Salvation in Nation
Keywords:
soteriology, collective, ideas of salvationAbstract
Every functioning nation – R.W. Wiliams points out – has to an important degree a common religion. The possession of a common set of ideas, rituals and
symbols can supply an overarching sense of unity even in a society riddled with conflicts. Nation exists through a process of transmission quite as much as biological life. The transmission occurs by means of communication of habits of doing, thinking and feeling from the older to the younger. Without this communication of ideals, hopes, expectations, opinions from these members of national society who are passing out of the group life to those who are coming into it, social life could not survive.
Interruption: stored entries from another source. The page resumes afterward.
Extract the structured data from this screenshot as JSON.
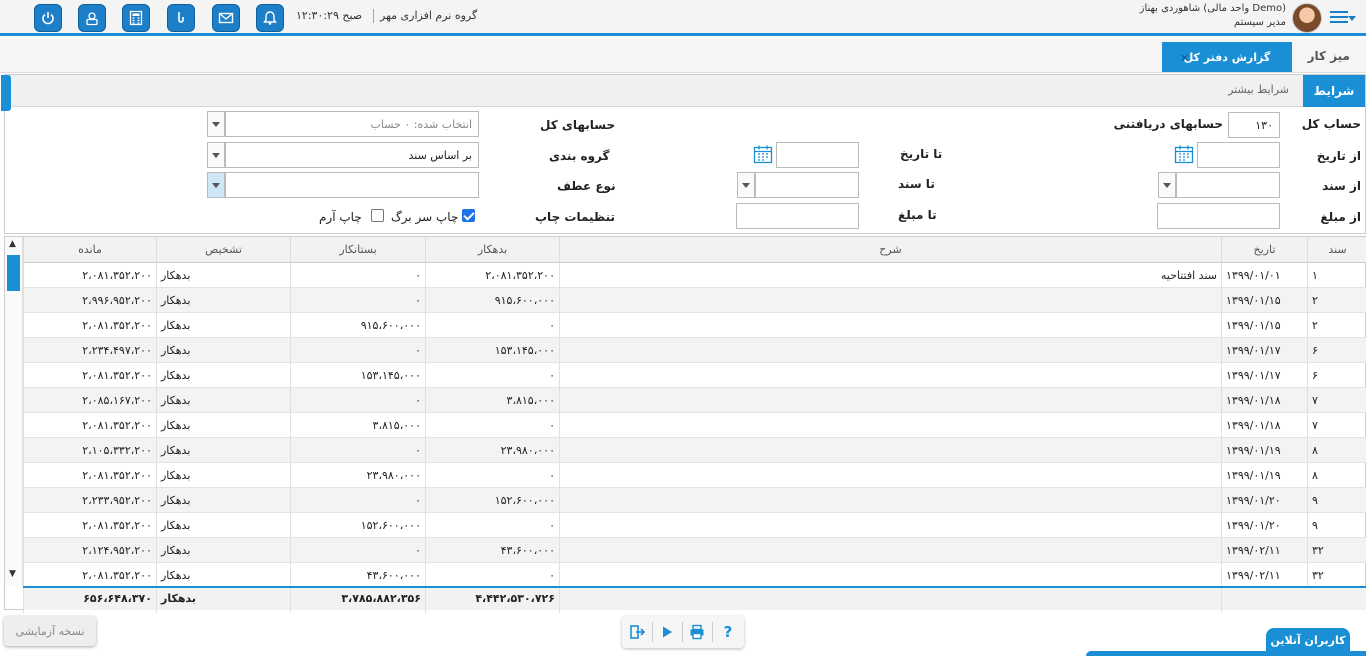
{
  "header": {
    "user_name": "شاهوردی بهناز (واحد مالی Demo)",
    "user_role": "مدیر سیستم",
    "company": "گروه نرم افزاری مهر",
    "clock": "۱۲:۳۰:۲۹ صبح"
  },
  "tabs": {
    "desk": "میز کار",
    "active": "گزارش دفتر کل",
    "close": "×"
  },
  "conditions": {
    "tab_conditions": "شرایط",
    "tab_more": "شرایط بیشتر",
    "account_label": "حساب کل",
    "account_code": "۱۳۰",
    "account_name": "حسابهای دریافتنی",
    "accounts_label": "حسابهای کل",
    "accounts_value": "انتخاب شده: ۰ حساب",
    "from_date_label": "از تاریخ",
    "from_date_value": "",
    "to_date_label": "تا تاریخ",
    "to_date_value": "",
    "grouping_label": "گروه بندی",
    "grouping_value": "بر اساس سند",
    "from_doc_label": "از سند",
    "from_doc_value": "",
    "to_doc_label": "تا سند",
    "to_doc_value": "",
    "ref_type_label": "نوع عطف",
    "ref_type_value": "",
    "from_amount_label": "از مبلغ",
    "from_amount_value": "",
    "to_amount_label": "تا مبلغ",
    "to_amount_value": "",
    "print_settings_label": "تنظیمات چاپ",
    "print_header_label": "چاپ سر برگ",
    "print_header_checked": true,
    "print_logo_label": "چاپ آرم",
    "print_logo_checked": false
  },
  "table": {
    "headers": {
      "doc": "سند",
      "date": "تاریخ",
      "desc": "شرح",
      "debit": "بدهکار",
      "credit": "بستانکار",
      "status": "تشخیص",
      "balance": "مانده"
    },
    "rows": [
      {
        "doc": "۱",
        "date": "۱۳۹۹/۰۱/۰۱",
        "desc": "سند افتتاحیه",
        "debit": "۲،۰۸۱،۳۵۲،۲۰۰",
        "credit": "۰",
        "status": "بدهکار",
        "balance": "۲،۰۸۱،۳۵۲،۲۰۰"
      },
      {
        "doc": "۲",
        "date": "۱۳۹۹/۰۱/۱۵",
        "desc": "",
        "debit": "۹۱۵،۶۰۰،۰۰۰",
        "credit": "۰",
        "status": "بدهکار",
        "balance": "۲،۹۹۶،۹۵۲،۲۰۰"
      },
      {
        "doc": "۲",
        "date": "۱۳۹۹/۰۱/۱۵",
        "desc": "",
        "debit": "۰",
        "credit": "۹۱۵،۶۰۰،۰۰۰",
        "status": "بدهکار",
        "balance": "۲،۰۸۱،۳۵۲،۲۰۰"
      },
      {
        "doc": "۶",
        "date": "۱۳۹۹/۰۱/۱۷",
        "desc": "",
        "debit": "۱۵۳،۱۴۵،۰۰۰",
        "credit": "۰",
        "status": "بدهکار",
        "balance": "۲،۲۳۴،۴۹۷،۲۰۰"
      },
      {
        "doc": "۶",
        "date": "۱۳۹۹/۰۱/۱۷",
        "desc": "",
        "debit": "۰",
        "credit": "۱۵۳،۱۴۵،۰۰۰",
        "status": "بدهکار",
        "balance": "۲،۰۸۱،۳۵۲،۲۰۰"
      },
      {
        "doc": "۷",
        "date": "۱۳۹۹/۰۱/۱۸",
        "desc": "",
        "debit": "۳،۸۱۵،۰۰۰",
        "credit": "۰",
        "status": "بدهکار",
        "balance": "۲،۰۸۵،۱۶۷،۲۰۰"
      },
      {
        "doc": "۷",
        "date": "۱۳۹۹/۰۱/۱۸",
        "desc": "",
        "debit": "۰",
        "credit": "۳،۸۱۵،۰۰۰",
        "status": "بدهکار",
        "balance": "۲،۰۸۱،۳۵۲،۲۰۰"
      },
      {
        "doc": "۸",
        "date": "۱۳۹۹/۰۱/۱۹",
        "desc": "",
        "debit": "۲۳،۹۸۰،۰۰۰",
        "credit": "۰",
        "status": "بدهکار",
        "balance": "۲،۱۰۵،۳۳۲،۲۰۰"
      },
      {
        "doc": "۸",
        "date": "۱۳۹۹/۰۱/۱۹",
        "desc": "",
        "debit": "۰",
        "credit": "۲۳،۹۸۰،۰۰۰",
        "status": "بدهکار",
        "balance": "۲،۰۸۱،۳۵۲،۲۰۰"
      },
      {
        "doc": "۹",
        "date": "۱۳۹۹/۰۱/۲۰",
        "desc": "",
        "debit": "۱۵۲،۶۰۰،۰۰۰",
        "credit": "۰",
        "status": "بدهکار",
        "balance": "۲،۲۳۳،۹۵۲،۲۰۰"
      },
      {
        "doc": "۹",
        "date": "۱۳۹۹/۰۱/۲۰",
        "desc": "",
        "debit": "۰",
        "credit": "۱۵۲،۶۰۰،۰۰۰",
        "status": "بدهکار",
        "balance": "۲،۰۸۱،۳۵۲،۲۰۰"
      },
      {
        "doc": "۳۲",
        "date": "۱۳۹۹/۰۲/۱۱",
        "desc": "",
        "debit": "۴۳،۶۰۰،۰۰۰",
        "credit": "۰",
        "status": "بدهکار",
        "balance": "۲،۱۲۴،۹۵۲،۲۰۰"
      },
      {
        "doc": "۳۲",
        "date": "۱۳۹۹/۰۲/۱۱",
        "desc": "",
        "debit": "۰",
        "credit": "۴۳،۶۰۰،۰۰۰",
        "status": "بدهکار",
        "balance": "۲،۰۸۱،۳۵۲،۲۰۰"
      }
    ],
    "footer": {
      "debit": "۴،۴۴۲،۵۳۰،۷۲۶",
      "credit": "۳،۷۸۵،۸۸۲،۳۵۶",
      "status": "بدهکار",
      "balance": "۶۵۶،۶۴۸،۳۷۰"
    }
  },
  "bottom": {
    "demo_badge": "نسخه آزمایشی",
    "online_users": "کاربران آنلاین",
    "help": "?"
  },
  "colors": {
    "accent": "#1a8fd6",
    "button": "#1c7fc8"
  }
}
The search for salvation is an obviously important component of the quest. For many people in this essentially individualistic culture, it is a preoccupation that virtually eclipses the idea of social justice, the other central dimension of the search. At the very least, the pursuit of salvation offers a point of entry. Definitions of salvation are diverse and often incopmatible. In every national religion everyone had a right to pass through the zone of abundance, and in time, it was thought, ebveryone would. As the goal of general abundance was approached the major social problems of discrimination, poverty, unemployment, divisive material inequalities and environmental stress would become manageable. Some people might define abundance itself as the promised land: others might move on from material satiety to new psychological and spiritual frontiers. Thinking about national, Polish salvation author tried to find some new questions about the national identity.